I work at a utility coordination company and although I have a background in coding and computers I'm brand new to ArcMap and GIS so I apologize if I come across as a little oblivious. Basically, I am trying to import a ton of CADD data into ArcMap and hopefully turn it into a geodatabase or shapefile. But, when I try to import all this data into ArcMap. It just freezes up and lags very badly. This is an issue I have been having in general with ArcMap and I suspect updating the company computer to Windows 10 will update some of the drivers and potentially help with this, but I am curious if there is a better way? This is a lot of data (around 2 GB) but I am sure this has been done before successfully. Any help I can get is appreciated.
I have spent most the first 13 years of my GIS career (at this job) converting AutoCAD drawings of electric distribution systems to a working ESRI GIS.
Bringing a CAD dwg into ArcMap should not cause it to freeze up. Granted 2gb is a large DWG.
On a copy of your drawing. Clean it up first. I cannot remember the CAD command any more but there is a command to clear out and clean up the drawing and get rid of fields that are not being used anymore. it is has an effect it will make your drawing smaller.
But if your having the issue with the computer lag in ArcMap in general upgrading the OS won't make much difference. What are your computer specs?
Using explorer how much HDD space do you have? If it is less than 10% you need to clean some out.
Run disk defragmenter
Are you pulling the drawings through a network? If so try putting the drawing on your HDD. Is your database on a network. If so put it on your HDD.
We had a heck of a time trying to edit databases in our network until we upgraded to 100 GB
Hi Robert thanks for the response. Just to clarify I am not using .dwg files, I'm using .dgn files. This may not make a difference, but just so you have more information. Also, this is not one file, it is a folder of a couple hundred files that I am attempting to convert to geodatabase using the "CAD to Geodatabase" command. Processor: Intel I5 with 2.00 Ghz, RAM is 8 GB, GPU: Intel HD graphics 4600. HDD is more than 50% full and all of my files are located locally on the computer.
You don't have the GPU power. What you have is more built for people on MS Office and general computer use and web browsing. The integrated Intel graphics, while very good, are not meant for these types of applications. It does not take much of a card but it normally takes more than Intel Chipset
Do you know if all of your drawings are identical in layout.
Meaning are all layers named the same?
However, at the end of the day converting AutoCAD to GIS is very time consuming and can be frustrating. No matter how good the CAD person thinks they were there will be a number of issue.
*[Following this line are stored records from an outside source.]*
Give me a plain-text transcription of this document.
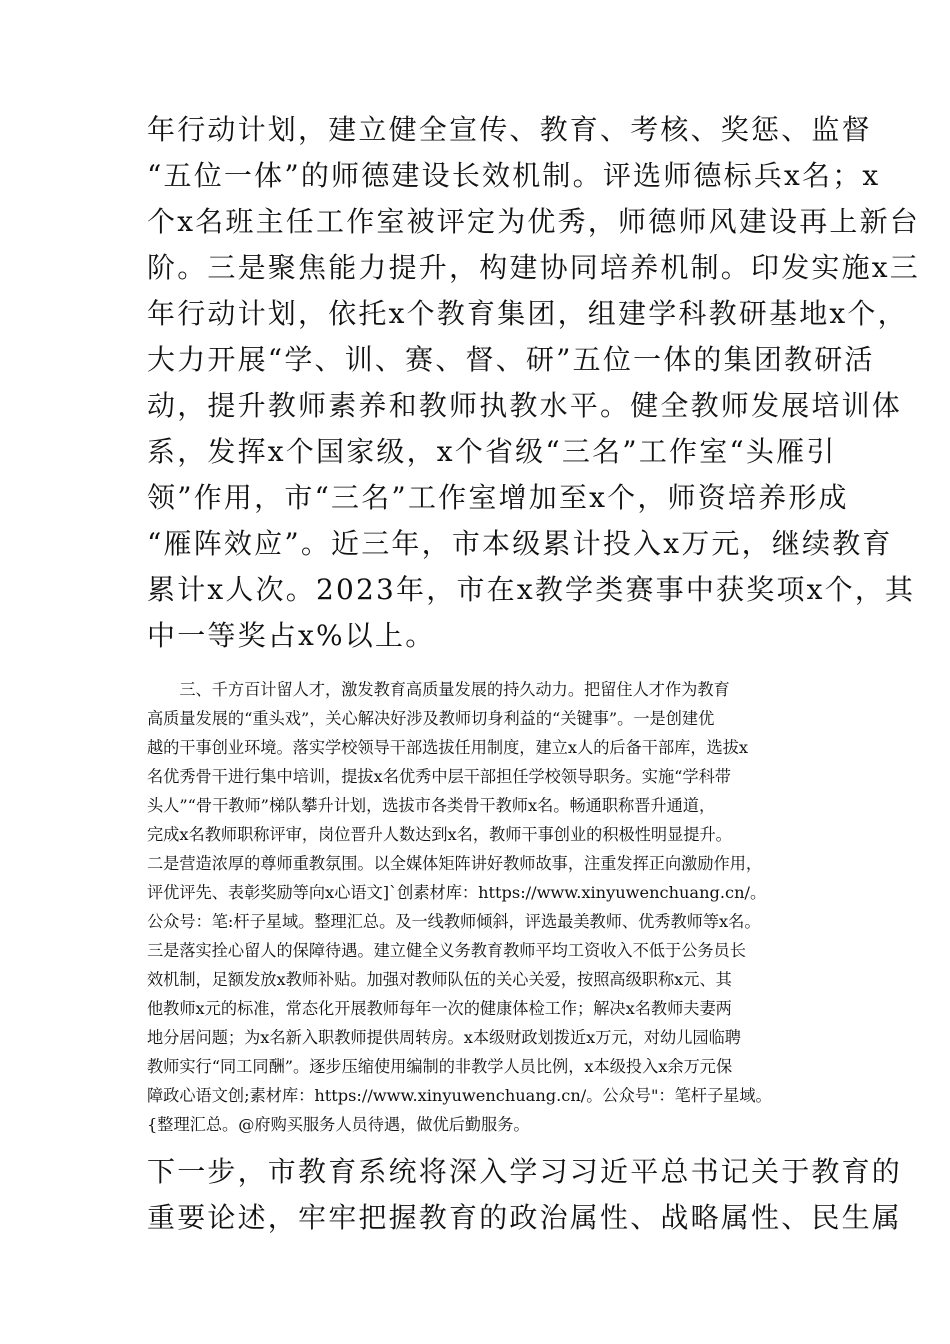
年行动计划，建立健全宣传、教育、考核、奖惩、监督
“五位一体”的师德建设长效机制。评选师德标兵x名；x
个x名班主任工作室被评定为优秀，师德师风建设再上新台
阶。三是聚焦能力提升，构建协同培养机制。印发实施x三
年行动计划，依托x个教育集团，组建学科教研基地x个，
大力开展“学、训、赛、督、研”五位一体的集团教研活
动，提升教师素养和教师执教水平。健全教师发展培训体
系，发挥x个国家级，x个省级“三名”工作室“头雁引
领”作用，市“三名”工作室增加至x个，师资培养形成
“雁阵效应”。近三年，市本级累计投入x万元，继续教育
累计x人次。2023年，市在x教学类赛事中获奖项x个，其
中一等奖占x%以上。
　　三、千方百计留人才，激发教育高质量发展的持久动力。把留住人才作为教育
高质量发展的“重头戏”，关心解决好涉及教师切身利益的“关键事”。一是创建优
越的干事创业环境。落实学校领导干部选拔任用制度，建立x人的后备干部库，选拔x
名优秀骨干进行集中培训，提拔x名优秀中层干部担任学校领导职务。实施“学科带
头人”“骨干教师”梯队攀升计划，选拔市各类骨干教师x名。畅通职称晋升通道，
完成x名教师职称评审，岗位晋升人数达到x名，教师干事创业的积极性明显提升。
二是营造浓厚的尊师重教氛围。以全媒体矩阵讲好教师故事，注重发挥正向激励作用，
评优评先、表彰奖励等向x心语文]`创素材库：https://www.xinyuwenchuang.cn/。
公众号：笔:杆子星域。整理汇总。及一线教师倾斜，评选最美教师、优秀教师等x名。
三是落实拴心留人的保障待遇。建立健全义务教育教师平均工资收入不低于公务员长
效机制，足额发放x教师补贴。加强对教师队伍的关心关爱，按照高级职称x元、其
他教师x元的标准，常态化开展教师每年一次的健康体检工作；解决x名教师夫妻两
地分居问题；为x名新入职教师提供周转房。x本级财政划拨近x万元，对幼儿园临聘
教师实行“同工同酬”。逐步压缩使用编制的非教学人员比例，x本级投入x余万元保
障政心语文创;素材库：https://www.xinyuwenchuang.cn/。公众号"：笔杆子星域。
{整理汇总。@府购买服务人员待遇，做优后勤服务。
下一步，市教育系统将深入学习习近平总书记关于教育的
重要论述，牢牢把握教育的政治属性、战略属性、民生属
Lines won't actually be snapped
As example. I have converted Electric Distribution. Quite often someone will want to change a line from A phase to B phase. They should change the layer the line is in, but they just change the color for that line.
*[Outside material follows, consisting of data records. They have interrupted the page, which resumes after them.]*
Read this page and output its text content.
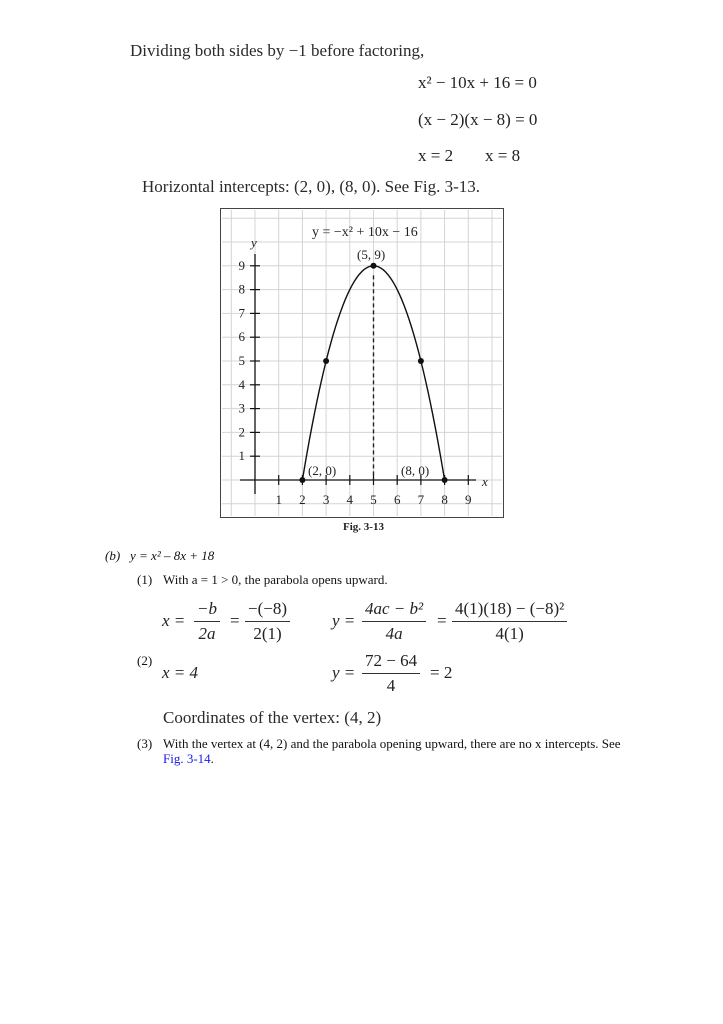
Dividing both sides by −1 before factoring,
x² − 10x + 16 = 0
(x − 2)(x − 8) = 0
x = 2 x = 8
Horizontal intercepts: (2, 0), (8, 0). See Fig. 3-13.
1 2 3 4 5 6 7 8 9
1
2
3
4
5
6
7
8
9
y = −x² + 10x − 16
(5, 9)
(2, 0)	(8, 0)
x
y
Fig. 3-13
(b) y = x² – 8x + 18
(1) With a = 1 > 0, the parabola opens upward.
$x = \frac{-b}{2a} = \frac{-(-8)}{2(1)}$ $y = \frac{\text{4ac − b²}}{4a} = \frac{\text{4(1)(18) − (−8)²}}{4(1)}$
(2)
x = 4	$y = \frac{72 - 64}{4} = 2$
Coordinates of the vertex: (4, 2)
(3) With the vertex at (4, 2) and the parabola opening upward, there are no x intercepts. See
Fig. 3-14.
Interesting I did not consider the GPU being the issue. Because of the naming protocol of my company, all of the files have the same name (i.e. all subsurface utility surveys once processed through microstation are given a name to distinguish them as the subsurface utility file within the project folder).
Ok this explanation may get a little confusing but I will try my best.
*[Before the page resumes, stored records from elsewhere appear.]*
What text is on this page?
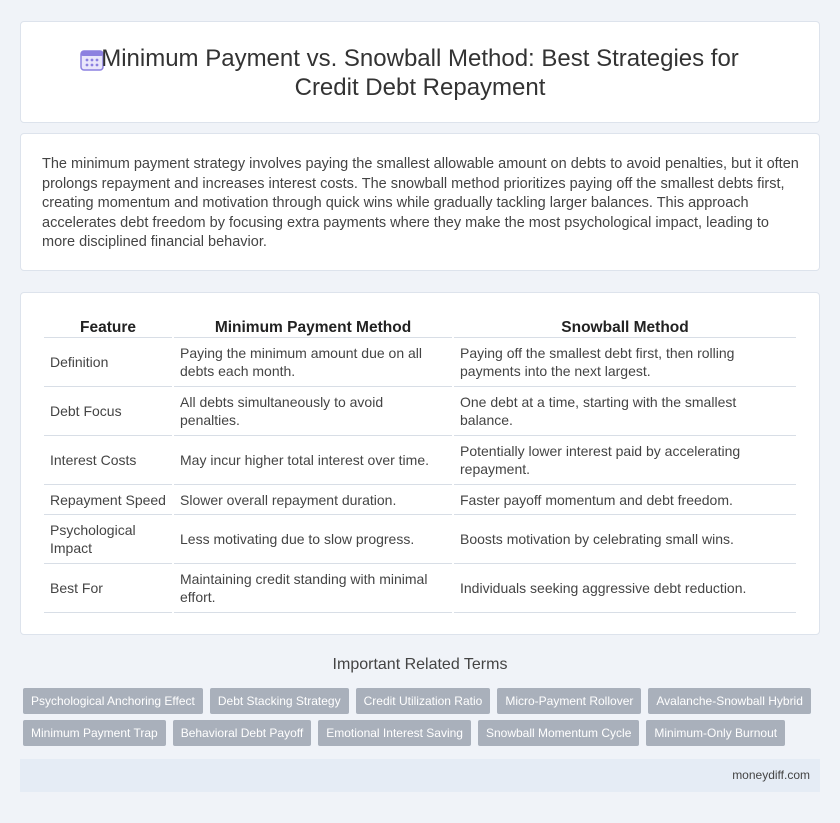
Minimum Payment vs. Snowball Method: Best Strategies for Credit Debt Repayment

The minimum payment strategy involves paying the smallest allowable amount on debts to avoid penalties, but it often prolongs repayment and increases interest costs. The snowball method prioritizes paying off the smallest debts first, creating momentum and motivation through quick wins while gradually tackling larger balances. This approach accelerates debt freedom by focusing extra payments where they make the most psychological impact, leading to more disciplined financial behavior.

Feature	Minimum Payment Method	Snowball Method
Definition	Paying the minimum amount due on all debts each month.	Paying off the smallest debt first, then rolling payments into the next largest.
Debt Focus	All debts simultaneously to avoid penalties.	One debt at a time, starting with the smallest balance.
Interest Costs	May incur higher total interest over time.	Potentially lower interest paid by accelerating repayment.
Repayment Speed	Slower overall repayment duration.	Faster payoff momentum and debt freedom.
Psychological Impact	Less motivating due to slow progress.	Boosts motivation by celebrating small wins.
Best For	Maintaining credit standing with minimal effort.	Individuals seeking aggressive debt reduction.
Important Related Terms
Psychological Anchoring Effect	Debt Stacking Strategy	Credit Utilization Ratio	Micro-Payment Rollover	Avalanche-Snowball Hybrid
Minimum Payment Trap	Behavioral Debt Payoff	Emotional Interest Saving	Snowball Momentum Cycle	Minimum-Only Burnout
moneydiff.com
I would suggest making a Model to import a single drawing.
Top left, NewConstruction is a database
MEA... is the drawing
CADName is the name of the FeatureData set that will be created in newConstruction that will house this drawing.
One of the issues is that the CAD To Geodatabase will name all points as Point, Lines as Line etc
Test the model to make sure it works.
Export the Model to Python
You see the name of the drawing, It appears in multiple formats.
MEA021_A_WRDM865_Transmit_Si_DWG Change these to CADDwg
MEA021_A_WRDM865_Transmit_Si.DWG Change everything before the .DWG (or your extension) to CADDwg
at the bottom of the script add
Now get a list from a cmd prompt of all your drawings
remove the extension and paste them all into a column in table in MS Access.
remove the red items and blank lines from the script and paste it into a field in a different MS Access table.
Make a new table in Access from joining the two tables
Use the replace function to replace CADDWg with the name of the drawing, minus the extension.
You should now have a series of scripts to import the drawings into a single database.
Put the script back into python.
The Del functions clear out the previous use of the variables so they can be used again.
Sounds like hooey but I once received 4500 stakeout drawings that had been converted to file geodatabases and had to work out a way to get them all in one database. I then created another series of scripts to append them all into one.